La fantôme.

J’ai l’impression parfois que je passe dans la vie comme un fantôme.

Je suis ici et ailleurs à la fois.

Je côtoie des gens adorables qui rient qui ont des soucis qui vivent qui me semblent participer à la vraie vie.

Moi il me semble que j’ai toujours un temps de retard, que je suis avec les autres sans être parmi eux.

Que je n’arrive pas à suivre.

Et que je ne serai jamais comme eux.

Au fond, je suis seule. Mais je ne suis pas malheureuse de l’être.

Comme un ange des « ailes du désir », j’aime voir les gens incarnés heureux et vivre et j’aime imaginer que mes absents sont avec moi.

Je suis en vacances….

La rentrée a sonné pour beaucoup.

Pas encore pour moi.

Je suis en vacances.

La paresse m’a vite amollie.

Je suis en vacances.

Je marche, je visite, je repars, je reviens, je baguenaude, je fais tout dans le désordre.

Je suis en vacances.

J’aime cet étirement du temps.

Je suis en vacances.

Cela ne pourra pas durer mais qu’est-ce que c’est bien.

Succès de larmes.

Vous connaissez Hubert Mounier?

C’était le chanteur de l’affaire Louis Trio. il a chanté en groupe puis en solo.

Il se donnait une drôle d’allure mais certaines de ses chansons sont des bijoux.

Je l’aimais beaucoup. Puis je l’ai perdu de vue, comme on peut s’éloigner parfois d’un ami sans s’en rendre compte.

J’ai redécouvert le succès de larmes cet après-midi.

Je me suis sentie toute enveloppée.

Une madeleine de Proust auditive.

Lettre aux absents

A mes chers absents. A mes chers d’avant.

Famille, amis, amants….

Vous avez pris un morceau de moi pour l’emporter dans votre oubli.

Je garde une part de vous. Lumineuse mais tout au fond de moi.
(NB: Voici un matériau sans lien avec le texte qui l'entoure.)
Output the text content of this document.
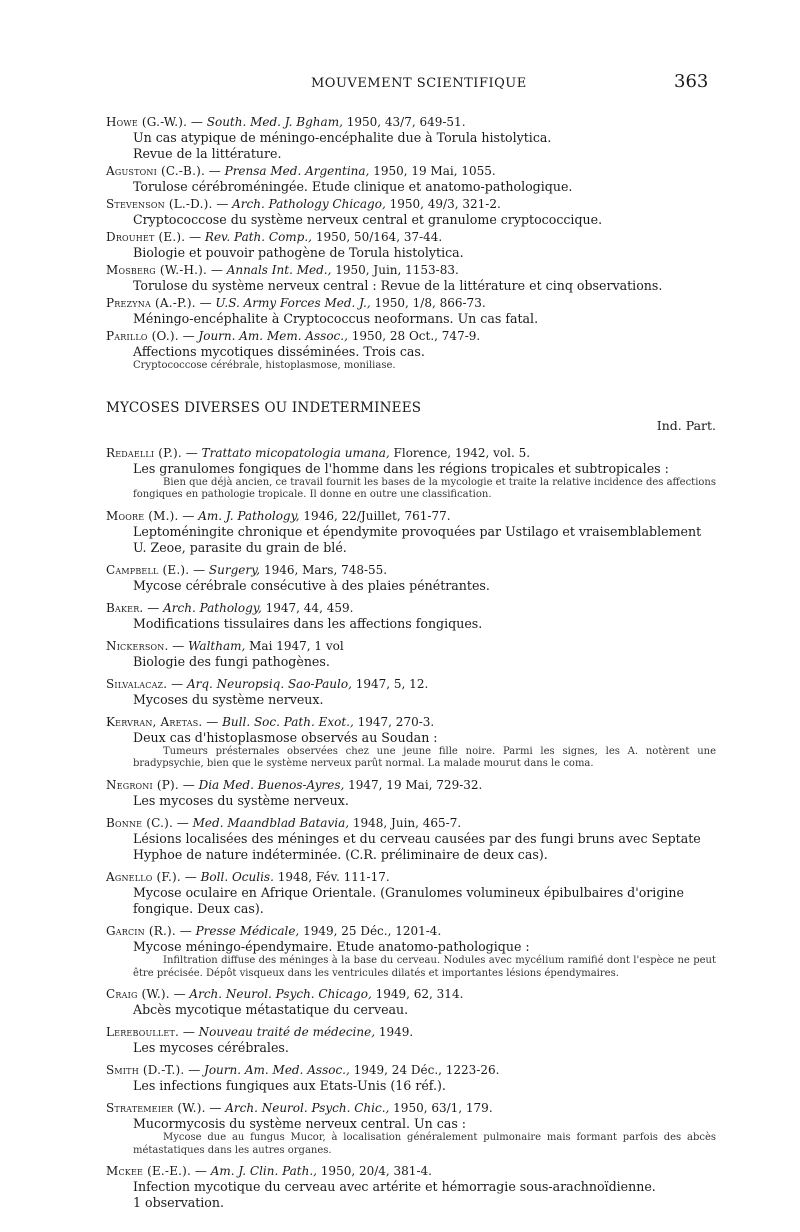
MOUVEMENT SCIENTIFIQUE	363

Howe (G.-W.). — South. Med. J. Bgham, 1950, 43/7, 649-51.

Un cas atypique de méningo-encéphalite due à Torula histolytica.

Revue de la littérature.

Agustoni (C.-B.). — Prensa Med. Argentina, 1950, 19 Mai, 1055.

Torulose cérébroméningée. Etude clinique et anatomo-pathologique.

Stevenson (L.-D.). — Arch. Pathology Chicago, 1950, 49/3, 321-2.

Cryptococcose du système nerveux central et granulome cryptococcique.

Drouhet (E.). — Rev. Path. Comp., 1950, 50/164, 37-44.

Biologie et pouvoir pathogène de Torula histolytica.

Mosberg (W.-H.). — Annals Int. Med., 1950, Juin, 1153-83.

Torulose du système nerveux central : Revue de la littérature et cinq observations.

Prezyna (A.-P.). — U.S. Army Forces Med. J., 1950, 1/8, 866-73.

Méningo-encéphalite à Cryptococcus neoformans. Un cas fatal.

Parillo (O.). — Journ. Am. Mem. Assoc., 1950, 28 Oct., 747-9.

Affections mycotiques disséminées. Trois cas.

Cryptococcose cérébrale, histoplasmose, moniliase.

MYCOSES DIVERSES OU INDETERMINEES
Ind. Part.

Redaelli (P.). — Trattato micopatologia umana, Florence, 1942, vol. 5.

Les granulomes fongiques de l'homme dans les régions tropicales et subtropicales :

Bien que déjà ancien, ce travail fournit les bases de la mycologie et traite la relative incidence des affections fongiques en pathologie tropicale. Il donne en outre une classification.

Moore (M.). — Am. J. Pathology, 1946, 22/Juillet, 761-77.

Leptoméningite chronique et épendymite provoquées par Ustilago et vraisemblablement U. Zeoe, parasite du grain de blé.

Campbell (E.). — Surgery, 1946, Mars, 748-55.

Mycose cérébrale consécutive à des plaies pénétrantes.

Baker. — Arch. Pathology, 1947, 44, 459.

Modifications tissulaires dans les affections fongiques.

Nickerson. — Waltham, Mai 1947, 1 vol

Biologie des fungi pathogènes.

Silvalacaz. — Arq. Neuropsiq. Sao-Paulo, 1947, 5, 12.

Mycoses du système nerveux.

Kervran, Aretas. — Bull. Soc. Path. Exot., 1947, 270-3.

Deux cas d'histoplasmose observés au Soudan :

Tumeurs présternales observées chez une jeune fille noire. Parmi les signes, les A. notèrent une bradypsychie, bien que le système nerveux parût normal. La malade mourut dans le coma.

Negroni (P). — Dia Med. Buenos-Ayres, 1947, 19 Mai, 729-32.

Les mycoses du système nerveux.

Bonne (C.). — Med. Maandblad Batavia, 1948, Juin, 465-7.

Lésions localisées des méninges et du cerveau causées par des fungi bruns avec Septate Hyphoe de nature indéterminée. (C.R. préliminaire de deux cas).

Agnello (F.). — Boll. Oculis. 1948, Fév. 111-17.

Mycose oculaire en Afrique Orientale. (Granulomes volumineux épibulbaires d'origine fongique. Deux cas).

Garcin (R.). — Presse Médicale, 1949, 25 Déc., 1201-4.

Mycose méningo-épendymaire. Etude anatomo-pathologique :

Infiltration diffuse des méninges à la base du cerveau. Nodules avec mycélium ramifié dont l'espèce ne peut être précisée. Dépôt visqueux dans les ventricules dilatés et importantes lésions épendymaires.

Craig (W.). — Arch. Neurol. Psych. Chicago, 1949, 62, 314.

Abcès mycotique métastatique du cerveau.

Lereboullet. — Nouveau traité de médecine, 1949.

Les mycoses cérébrales.

Smith (D.-T.). — Journ. Am. Med. Assoc., 1949, 24 Déc., 1223-26.

Les infections fungiques aux Etats-Unis (16 réf.).

Stratemeier (W.). — Arch. Neurol. Psych. Chic., 1950, 63/1, 179.

Mucormycosis du système nerveux central. Un cas :

Mycose due au fungus Mucor, à localisation généralement pulmonaire mais formant parfois des abcès métastatiques dans les autres organes.

Mckee (E.-E.). — Am. J. Clin. Path., 1950, 20/4, 381-4.

Infection mycotique du cerveau avec artérite et hémorragie sous-arachnoïdienne.

1 observation.
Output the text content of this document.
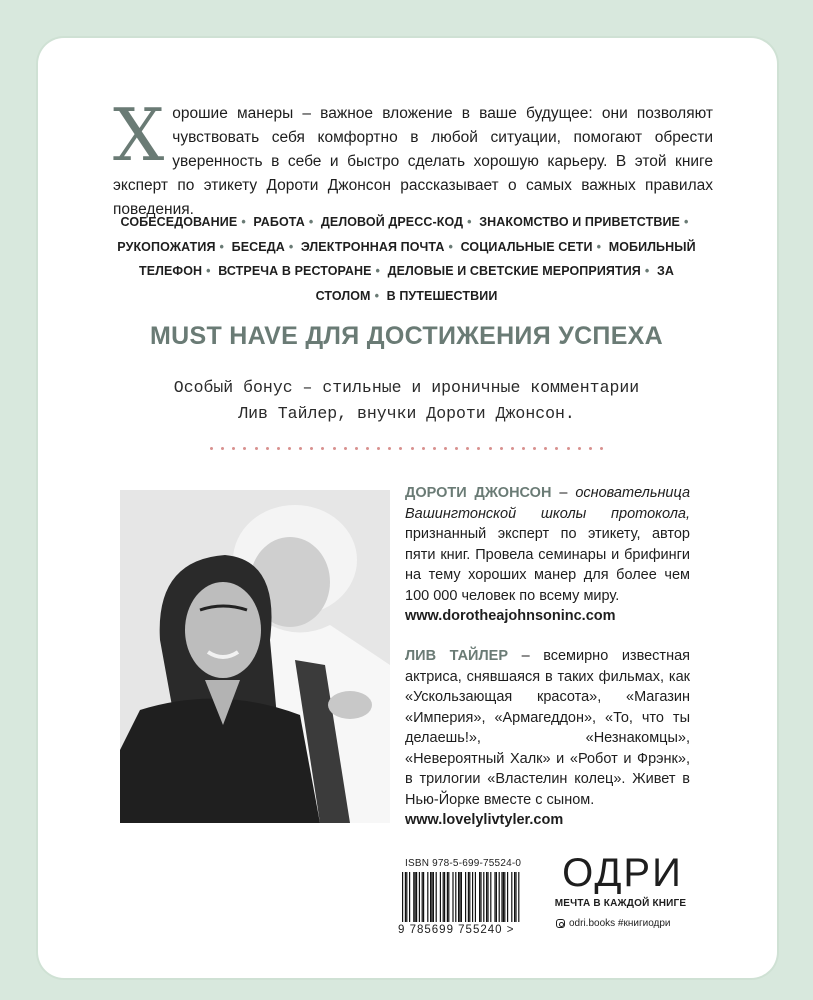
Х орошие манеры – важное вложение в ваше будущее: они позволяют чувствовать себя комфортно в любой ситуации, помогают обрести уверенность в себе и быстро сделать хорошую карьеру. В этой книге эксперт по этикету Дороти Джонсон рассказывает о самых важных правилах поведения.

СОБЕСЕДОВАНИЕ • РАБОТА • ДЕЛОВОЙ ДРЕСС-КОД • ЗНАКОМСТВО И ПРИВЕТСТВИЕ • РУКОПОЖАТИЯ • БЕСЕДА • ЭЛЕКТРОННАЯ ПОЧТА • СОЦИАЛЬНЫЕ СЕТИ • МОБИЛЬНЫЙ ТЕЛЕФОН • ВСТРЕЧА В РЕСТОРАНЕ • ДЕЛОВЫЕ И СВЕТСКИЕ МЕРОПРИЯТИЯ • ЗА СТОЛОМ • В ПУТЕШЕСТВИИ
MUST HAVE ДЛЯ ДОСТИЖЕНИЯ УСПЕХА
Особый бонус – стильные и ироничные комментарии
Лив Тайлер, внучки Дороти Джонсон.
ДОРОТИ ДЖОНСОН – основательница Вашингтонской школы протокола, признанный эксперт по этикету, автор пяти книг. Провела семинары и брифинги на тему хороших манер для более чем 100 000 человек по всему миру.
www.dorotheajohnsoninc.com
ЛИВ ТАЙЛЕР – всемирно известная актриса, снявшаяся в таких фильмах, как «Ускользающая красота», «Магазин «Империя», «Армагеддон», «То, что ты делаешь!», «Незнакомцы», «Невероятный Халк» и «Робот и Фрэнк», в трилогии «Властелин колец». Живет в Нью-Йорке вместе с сыном.
www.lovelylivtyler.com
ISBN 978-5-699-75524-0
9 785699 755240 >
ОДРИ
МЕЧТА В КАЖДОЙ КНИГЕ
odri.books #книгиодри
Le souvenir de vos sourires, de nos joies partagées, de ces moments qui nous ont uni, banals ou pas est comme une blessure dont je refuse de guérir.

Vous me manquez toutes et tous.

Je vous aime.

Cahiers intimes

Très longtemps, je me suis épanchée sur le papier.

J’écrivais pour me délivrer ou parfois aussi notamment après une rupture douloureuse pour continuer à m’accrocher, à ressentir ce qui n’était plus.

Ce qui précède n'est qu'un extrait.